Nel centro sud la situazione non è più rosea, anzi: l’allarme siccità è stato registrato in Puglia (disponibilità idrica dimezzata rispetto allo scorso anno), in Umbria (75% di pioggia in meno rispetto allo scorso anno prendendo come riferimento gennaio), Basilicata (mancano circa due terzi delle risorse idriche rispetto all’anno passato) e in basso Molise (i terreni secchi seminati rischiano di non far germogliare le piante).

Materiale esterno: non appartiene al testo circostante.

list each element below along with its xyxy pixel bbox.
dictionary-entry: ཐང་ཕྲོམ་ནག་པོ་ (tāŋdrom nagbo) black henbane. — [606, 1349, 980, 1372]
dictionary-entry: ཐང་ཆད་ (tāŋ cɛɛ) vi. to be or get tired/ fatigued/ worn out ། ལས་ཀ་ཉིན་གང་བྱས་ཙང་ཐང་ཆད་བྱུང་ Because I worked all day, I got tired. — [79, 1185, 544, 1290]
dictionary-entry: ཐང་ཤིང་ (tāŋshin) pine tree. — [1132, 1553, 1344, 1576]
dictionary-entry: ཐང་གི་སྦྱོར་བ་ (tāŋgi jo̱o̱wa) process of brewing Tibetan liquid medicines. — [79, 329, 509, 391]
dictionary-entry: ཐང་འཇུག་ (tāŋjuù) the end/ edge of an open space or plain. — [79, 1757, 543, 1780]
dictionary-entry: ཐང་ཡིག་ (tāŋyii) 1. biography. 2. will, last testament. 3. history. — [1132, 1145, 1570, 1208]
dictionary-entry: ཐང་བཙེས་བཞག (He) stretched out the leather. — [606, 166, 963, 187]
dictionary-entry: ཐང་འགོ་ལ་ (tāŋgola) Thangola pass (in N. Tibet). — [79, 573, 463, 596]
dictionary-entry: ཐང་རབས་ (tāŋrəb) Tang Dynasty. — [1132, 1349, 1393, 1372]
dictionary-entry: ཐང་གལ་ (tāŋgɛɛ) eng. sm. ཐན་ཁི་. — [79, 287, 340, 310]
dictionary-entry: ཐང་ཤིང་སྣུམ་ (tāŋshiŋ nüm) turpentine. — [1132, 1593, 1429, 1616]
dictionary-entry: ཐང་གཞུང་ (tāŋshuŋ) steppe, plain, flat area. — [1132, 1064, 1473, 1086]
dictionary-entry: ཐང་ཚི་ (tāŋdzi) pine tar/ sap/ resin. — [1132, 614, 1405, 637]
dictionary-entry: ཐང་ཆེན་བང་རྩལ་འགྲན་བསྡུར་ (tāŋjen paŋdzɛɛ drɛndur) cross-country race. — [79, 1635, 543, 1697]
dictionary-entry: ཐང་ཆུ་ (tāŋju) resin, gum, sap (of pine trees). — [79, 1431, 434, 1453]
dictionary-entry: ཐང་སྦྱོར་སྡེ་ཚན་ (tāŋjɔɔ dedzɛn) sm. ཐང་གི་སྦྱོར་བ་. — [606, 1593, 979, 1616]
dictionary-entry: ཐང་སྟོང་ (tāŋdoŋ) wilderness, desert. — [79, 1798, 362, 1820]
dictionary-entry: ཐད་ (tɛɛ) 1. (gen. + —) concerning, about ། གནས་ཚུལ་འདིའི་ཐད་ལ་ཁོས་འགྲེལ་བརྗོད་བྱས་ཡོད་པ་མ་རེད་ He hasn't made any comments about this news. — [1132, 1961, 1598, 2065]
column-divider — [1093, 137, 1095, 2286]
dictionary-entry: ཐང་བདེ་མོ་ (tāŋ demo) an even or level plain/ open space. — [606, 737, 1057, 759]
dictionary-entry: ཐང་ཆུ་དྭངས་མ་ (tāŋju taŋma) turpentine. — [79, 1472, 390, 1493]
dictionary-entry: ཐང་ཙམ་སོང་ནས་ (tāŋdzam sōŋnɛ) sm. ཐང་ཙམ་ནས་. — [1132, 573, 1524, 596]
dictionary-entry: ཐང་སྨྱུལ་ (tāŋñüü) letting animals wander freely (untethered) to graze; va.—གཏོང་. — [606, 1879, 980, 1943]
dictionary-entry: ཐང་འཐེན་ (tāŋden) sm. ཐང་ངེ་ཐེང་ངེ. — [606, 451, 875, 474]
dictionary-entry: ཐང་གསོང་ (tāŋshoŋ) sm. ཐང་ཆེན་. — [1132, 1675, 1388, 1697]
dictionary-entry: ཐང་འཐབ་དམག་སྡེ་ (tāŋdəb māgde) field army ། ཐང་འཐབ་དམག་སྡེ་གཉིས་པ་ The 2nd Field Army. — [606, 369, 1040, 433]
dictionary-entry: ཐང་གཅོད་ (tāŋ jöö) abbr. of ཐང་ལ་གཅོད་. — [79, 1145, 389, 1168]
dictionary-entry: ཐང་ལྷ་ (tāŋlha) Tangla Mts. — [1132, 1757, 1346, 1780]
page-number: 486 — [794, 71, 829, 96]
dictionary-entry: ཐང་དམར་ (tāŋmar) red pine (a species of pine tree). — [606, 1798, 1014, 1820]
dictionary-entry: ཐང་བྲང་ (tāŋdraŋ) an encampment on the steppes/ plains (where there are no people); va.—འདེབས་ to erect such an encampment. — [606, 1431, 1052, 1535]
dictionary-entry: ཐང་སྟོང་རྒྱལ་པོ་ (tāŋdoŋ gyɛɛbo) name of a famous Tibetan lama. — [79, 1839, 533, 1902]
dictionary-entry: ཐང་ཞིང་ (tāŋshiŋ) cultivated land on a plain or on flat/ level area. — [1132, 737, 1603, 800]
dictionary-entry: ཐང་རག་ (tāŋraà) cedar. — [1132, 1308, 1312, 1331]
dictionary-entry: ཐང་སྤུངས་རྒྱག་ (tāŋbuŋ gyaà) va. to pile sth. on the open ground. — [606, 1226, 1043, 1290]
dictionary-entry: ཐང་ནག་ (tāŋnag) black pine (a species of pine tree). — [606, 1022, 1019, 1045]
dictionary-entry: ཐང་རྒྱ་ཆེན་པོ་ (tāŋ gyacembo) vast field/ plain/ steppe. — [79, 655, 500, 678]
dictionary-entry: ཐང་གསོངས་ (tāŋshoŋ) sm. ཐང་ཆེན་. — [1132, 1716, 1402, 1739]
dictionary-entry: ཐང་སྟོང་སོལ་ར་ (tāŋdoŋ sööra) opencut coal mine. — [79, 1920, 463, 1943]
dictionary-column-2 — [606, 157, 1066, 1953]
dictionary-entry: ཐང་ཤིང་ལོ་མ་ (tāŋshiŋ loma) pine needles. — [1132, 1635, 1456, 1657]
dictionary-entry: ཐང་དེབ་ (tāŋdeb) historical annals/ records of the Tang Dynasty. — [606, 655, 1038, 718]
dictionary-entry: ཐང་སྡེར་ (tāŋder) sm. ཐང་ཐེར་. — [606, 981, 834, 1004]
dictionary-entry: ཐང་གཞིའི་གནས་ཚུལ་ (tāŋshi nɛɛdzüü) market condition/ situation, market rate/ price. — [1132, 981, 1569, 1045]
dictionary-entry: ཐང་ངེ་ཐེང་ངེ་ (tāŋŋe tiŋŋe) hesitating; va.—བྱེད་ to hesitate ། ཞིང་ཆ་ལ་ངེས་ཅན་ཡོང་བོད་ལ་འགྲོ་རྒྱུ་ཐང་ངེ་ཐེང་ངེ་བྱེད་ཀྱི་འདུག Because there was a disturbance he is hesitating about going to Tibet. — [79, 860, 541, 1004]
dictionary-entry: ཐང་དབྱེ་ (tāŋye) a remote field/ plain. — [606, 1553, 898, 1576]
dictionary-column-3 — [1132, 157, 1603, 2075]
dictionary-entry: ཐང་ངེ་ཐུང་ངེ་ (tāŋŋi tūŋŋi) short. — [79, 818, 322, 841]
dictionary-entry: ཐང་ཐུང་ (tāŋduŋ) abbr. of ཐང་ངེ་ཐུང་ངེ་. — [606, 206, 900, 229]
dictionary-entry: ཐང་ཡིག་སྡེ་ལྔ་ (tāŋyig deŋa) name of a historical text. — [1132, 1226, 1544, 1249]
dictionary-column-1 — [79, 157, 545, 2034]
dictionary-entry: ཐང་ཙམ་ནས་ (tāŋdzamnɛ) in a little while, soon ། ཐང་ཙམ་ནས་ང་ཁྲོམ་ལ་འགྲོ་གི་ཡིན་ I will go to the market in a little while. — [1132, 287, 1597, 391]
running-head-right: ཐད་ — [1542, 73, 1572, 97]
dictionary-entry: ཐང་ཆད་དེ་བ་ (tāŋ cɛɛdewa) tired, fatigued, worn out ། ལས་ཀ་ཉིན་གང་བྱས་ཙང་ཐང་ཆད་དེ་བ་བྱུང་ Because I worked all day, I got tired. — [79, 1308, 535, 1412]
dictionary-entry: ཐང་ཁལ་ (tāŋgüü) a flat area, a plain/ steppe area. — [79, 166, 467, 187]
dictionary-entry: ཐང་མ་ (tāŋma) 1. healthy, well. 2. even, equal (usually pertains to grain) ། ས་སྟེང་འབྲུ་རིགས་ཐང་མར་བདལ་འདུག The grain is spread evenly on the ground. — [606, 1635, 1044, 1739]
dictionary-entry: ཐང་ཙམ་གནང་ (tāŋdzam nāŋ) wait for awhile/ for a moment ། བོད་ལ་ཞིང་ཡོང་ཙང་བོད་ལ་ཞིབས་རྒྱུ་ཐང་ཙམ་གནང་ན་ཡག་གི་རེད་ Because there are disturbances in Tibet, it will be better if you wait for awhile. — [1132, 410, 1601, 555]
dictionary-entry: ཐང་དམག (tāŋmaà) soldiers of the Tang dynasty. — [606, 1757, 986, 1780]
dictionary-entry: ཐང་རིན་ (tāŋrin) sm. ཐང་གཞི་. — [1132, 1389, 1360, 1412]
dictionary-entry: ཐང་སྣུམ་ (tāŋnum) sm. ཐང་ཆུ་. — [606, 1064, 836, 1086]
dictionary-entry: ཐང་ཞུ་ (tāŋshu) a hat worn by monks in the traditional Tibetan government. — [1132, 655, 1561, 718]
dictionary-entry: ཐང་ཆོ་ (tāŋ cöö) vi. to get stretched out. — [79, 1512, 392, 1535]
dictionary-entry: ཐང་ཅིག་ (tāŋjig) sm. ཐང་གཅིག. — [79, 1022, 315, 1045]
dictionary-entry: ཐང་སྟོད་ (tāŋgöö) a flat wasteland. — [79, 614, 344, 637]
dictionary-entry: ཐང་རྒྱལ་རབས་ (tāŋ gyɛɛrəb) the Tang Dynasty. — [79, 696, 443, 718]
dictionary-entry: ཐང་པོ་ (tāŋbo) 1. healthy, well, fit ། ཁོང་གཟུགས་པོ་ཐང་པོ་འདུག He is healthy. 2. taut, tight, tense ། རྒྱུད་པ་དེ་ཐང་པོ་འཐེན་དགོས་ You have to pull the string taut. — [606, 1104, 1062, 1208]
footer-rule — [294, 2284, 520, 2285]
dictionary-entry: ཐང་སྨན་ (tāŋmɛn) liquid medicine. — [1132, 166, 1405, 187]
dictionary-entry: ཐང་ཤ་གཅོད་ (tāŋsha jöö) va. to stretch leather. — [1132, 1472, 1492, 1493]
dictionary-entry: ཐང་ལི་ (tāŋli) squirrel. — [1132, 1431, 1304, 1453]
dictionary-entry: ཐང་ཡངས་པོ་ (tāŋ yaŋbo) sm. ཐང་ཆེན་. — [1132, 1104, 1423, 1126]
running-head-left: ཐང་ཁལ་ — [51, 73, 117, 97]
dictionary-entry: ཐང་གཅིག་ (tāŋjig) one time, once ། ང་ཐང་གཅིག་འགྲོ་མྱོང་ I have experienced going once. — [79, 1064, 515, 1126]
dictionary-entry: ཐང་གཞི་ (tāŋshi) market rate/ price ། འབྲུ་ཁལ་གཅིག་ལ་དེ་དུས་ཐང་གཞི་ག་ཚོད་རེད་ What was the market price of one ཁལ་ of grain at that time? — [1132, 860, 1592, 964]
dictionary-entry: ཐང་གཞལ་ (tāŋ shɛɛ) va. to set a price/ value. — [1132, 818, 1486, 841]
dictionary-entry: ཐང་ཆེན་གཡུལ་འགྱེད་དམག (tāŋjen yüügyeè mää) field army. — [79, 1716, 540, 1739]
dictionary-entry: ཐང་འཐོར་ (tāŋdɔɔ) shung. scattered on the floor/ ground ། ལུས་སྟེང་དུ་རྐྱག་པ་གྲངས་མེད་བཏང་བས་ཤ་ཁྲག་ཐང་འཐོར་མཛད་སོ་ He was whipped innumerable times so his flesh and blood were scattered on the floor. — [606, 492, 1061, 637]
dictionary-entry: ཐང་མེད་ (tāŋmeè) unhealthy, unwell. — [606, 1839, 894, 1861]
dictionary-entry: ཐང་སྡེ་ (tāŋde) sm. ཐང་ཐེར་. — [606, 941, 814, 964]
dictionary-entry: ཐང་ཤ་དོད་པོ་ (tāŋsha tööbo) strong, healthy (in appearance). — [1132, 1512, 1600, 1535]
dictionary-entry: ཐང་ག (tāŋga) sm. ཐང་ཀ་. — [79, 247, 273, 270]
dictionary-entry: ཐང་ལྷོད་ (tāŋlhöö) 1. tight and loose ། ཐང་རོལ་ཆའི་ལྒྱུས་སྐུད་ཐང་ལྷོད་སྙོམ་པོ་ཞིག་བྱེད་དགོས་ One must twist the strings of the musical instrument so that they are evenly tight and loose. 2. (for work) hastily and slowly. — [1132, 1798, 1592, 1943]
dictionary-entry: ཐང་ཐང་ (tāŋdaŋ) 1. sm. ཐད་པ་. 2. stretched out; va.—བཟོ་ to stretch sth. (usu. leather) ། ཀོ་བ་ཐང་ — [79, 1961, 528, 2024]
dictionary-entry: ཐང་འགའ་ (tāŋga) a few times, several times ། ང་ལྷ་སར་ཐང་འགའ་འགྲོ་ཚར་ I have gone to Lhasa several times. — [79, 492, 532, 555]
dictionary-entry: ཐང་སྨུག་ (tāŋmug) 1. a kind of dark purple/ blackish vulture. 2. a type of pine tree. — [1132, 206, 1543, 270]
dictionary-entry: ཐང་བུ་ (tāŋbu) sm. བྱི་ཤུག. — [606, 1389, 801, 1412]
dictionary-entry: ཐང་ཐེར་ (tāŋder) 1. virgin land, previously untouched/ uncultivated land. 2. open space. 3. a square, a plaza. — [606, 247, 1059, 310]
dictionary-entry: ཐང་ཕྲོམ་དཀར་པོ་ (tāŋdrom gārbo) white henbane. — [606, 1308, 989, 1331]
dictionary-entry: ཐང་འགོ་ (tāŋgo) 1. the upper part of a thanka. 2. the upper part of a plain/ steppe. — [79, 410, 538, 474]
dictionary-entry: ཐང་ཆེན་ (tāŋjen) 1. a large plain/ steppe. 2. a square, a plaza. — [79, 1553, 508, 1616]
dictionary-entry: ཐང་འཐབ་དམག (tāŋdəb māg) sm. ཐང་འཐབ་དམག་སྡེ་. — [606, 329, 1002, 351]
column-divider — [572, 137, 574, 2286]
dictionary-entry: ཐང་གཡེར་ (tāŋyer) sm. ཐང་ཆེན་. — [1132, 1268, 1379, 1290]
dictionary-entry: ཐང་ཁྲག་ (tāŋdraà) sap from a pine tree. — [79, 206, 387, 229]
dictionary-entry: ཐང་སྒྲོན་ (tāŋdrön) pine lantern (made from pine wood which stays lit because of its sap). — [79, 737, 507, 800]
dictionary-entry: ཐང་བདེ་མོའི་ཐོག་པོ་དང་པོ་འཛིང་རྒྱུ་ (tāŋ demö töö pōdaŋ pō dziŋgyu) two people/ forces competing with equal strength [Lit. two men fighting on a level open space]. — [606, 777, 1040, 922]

Allarme anche nelle isole: in Sardegna il Consorzio di Bonifica di Oristano ha predisposto l’attivazione degli impianti per l’irrigazione per garantire acqua ai distretti colpiti da siccità, in molte aree della Sicilia i campi sono aridi. Il quadro non è confortante, l’Italia deve far fronte al caldo anomalo ed è in ginocchio, non solo a livello agricolo ed economico, ma anche e soprattutto ambientale.

«L’eccezionalità degli eventi atmosferici – ha specificato Coldiretti in una nota stampa – è ormai diventata la norma anche nel nostro paese, tanto che siamo di fronte ad una evidente tendenza alla tropicalizzazione in Italia dove il 2019 è stato il quarto anno più caldo per la nostra penisola dopo i record di 2014, 2015 e 2018, secondo le elaborazioni su dati Isac/Cnr che effettua le rilevazioni dal 1800.

L’andamento anomalo di questo inverno conferma dunque i cambiamenti climatici in atto che si manifestano con la più elevata frequenza di eventi estremi e sfasamenti stagionali, che sconvolgono i normali cicli colturali ed impattano sul calendario di raccolta e sulle disponibilità dei prodotti che i consumatori mettono nel carrello della spesa».